So it finally happened. I thought we'd be able to get through chemo without anyone in the house getting sick, but I guess it was inevitable. Michael and his son both have a cold. Of course, it's unfortunate for them...they both feel awful and I feel for them. I don't mean to make their being sick about me, but...it's also a pain in the ass, because now I'm under quarantine. Michael will have to sleep in the other room and we can't be together...for the brief moments he comes in, he has to wear a mask. I probably shouldn't leave the room unless I have to. It sucks for both of us. Chances are, I'm already exposed and will get sick anyway, in which case I'll be miserable but at least we could go back to normal.
The not-worse-not-better-just-differentness continues. The neuropathy (tingling and numbness in my extremities, mostly my first three fingers on each hand and first two toes on each foot) has gotten a little worse this time. It faded in previous cycles, so I hope it will this time, too. I've heard reports of people having it for the long term and that scares me, but I suspect that's rare. I hope the fact that I am on the Taxol for such a short period of time will mean it won't last long. My nose no longer drips all the time, although I often feel a little stuffy but not too bad. I seem to have regained some tolerance for spicy (mildly, at least) food.
But I am so, so tired. All the time. I know I say that a lot, but it's frustrating and depressing. Most of the time, I don't feel like getting on the computer. I have all this work people are relying on me to do, and I have a hard time getting to it. "But, Jennifer, your job is to heal!" you say. Yeah, but it doesn't change the fact that people need things done and I need a paycheck.

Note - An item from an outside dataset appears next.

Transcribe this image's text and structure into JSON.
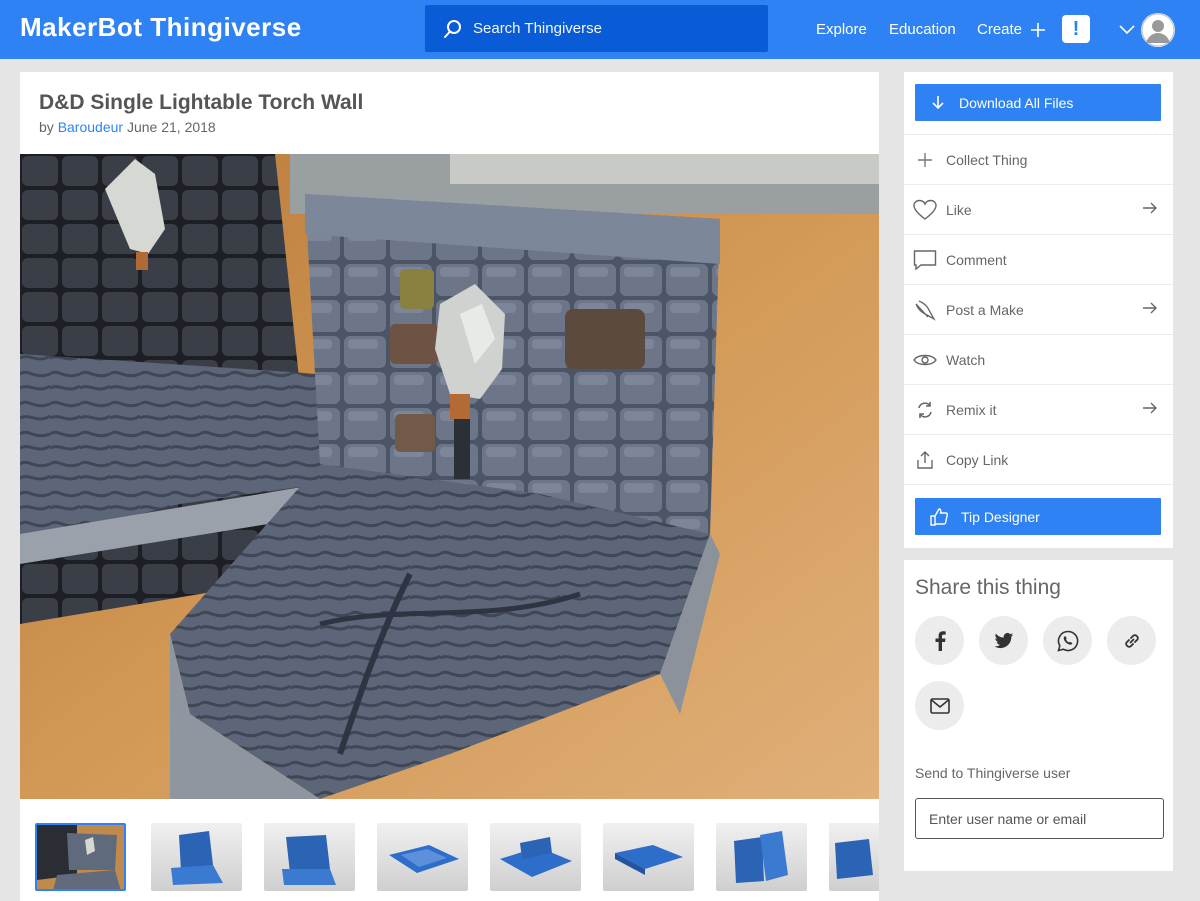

All I feel like doing is watching TV and playing on my tablet. Sometimes I lie here, eyes closed, wanting desperately to nap but unable to sleep. I did muster up the energy to go out for dinner a couple times, and it was nice to get out of the house for a bit.
People often ask if I'm going stir-crazy. Yes and no. On the one hand, I have several ways of getting on the internet, which provides lots of entertainment and social interaction. I chat with friends often via facebook or text. II have kindle and all Amazon has to offer. I have all kinds of games in numerous formats I can play, whether alone or with Michael (when he's not sick, that is). And cable, Netflix, Hulu, and Amazon Prime. So, I have plenty of entertainment, although I still get tired of my options sometimes.
On the other hand, I'm anxious to get out and do things I haven't been allowed to do. Dance. Go places. Play. Friends are going on vacation and I'm dying to go somewhere. I want to go to Disneyland especially. We're making plans to go somewhere for a short, close trip after chemo but before surgery, and then to Vegas right before Christmas and radiation. I'm really looking forward to that. Not only because I'll be somewhere different having fun, but because it will mean I'm past this part. We'll have to keep it low key, but I'll take what I can get!
It will take time for my body to recover from this and my energy levels to return...and of course I'll also have surgery to recover from and radiation will also cause fatigue. So I don't know when I'll feel anywhere close to my old self or be able to resume my normal activities. I'm trying not to get too down about it. But I'm tired of being tired. Please, don't say, "Of course you're tired! You're going through a lot!" I already know that. It doesn't change the fact that I'm tired of feeling like this.
Tomorrow, I meet with the radiation oncologist. I'm looking forward to learning a bit more about that step and what to expect. Then the surgeon on Tuesday, when we'll make the final decision about which surgical route we'll take. Then--fingers crossed that I don't jinx it--my last chemo on Wednesday!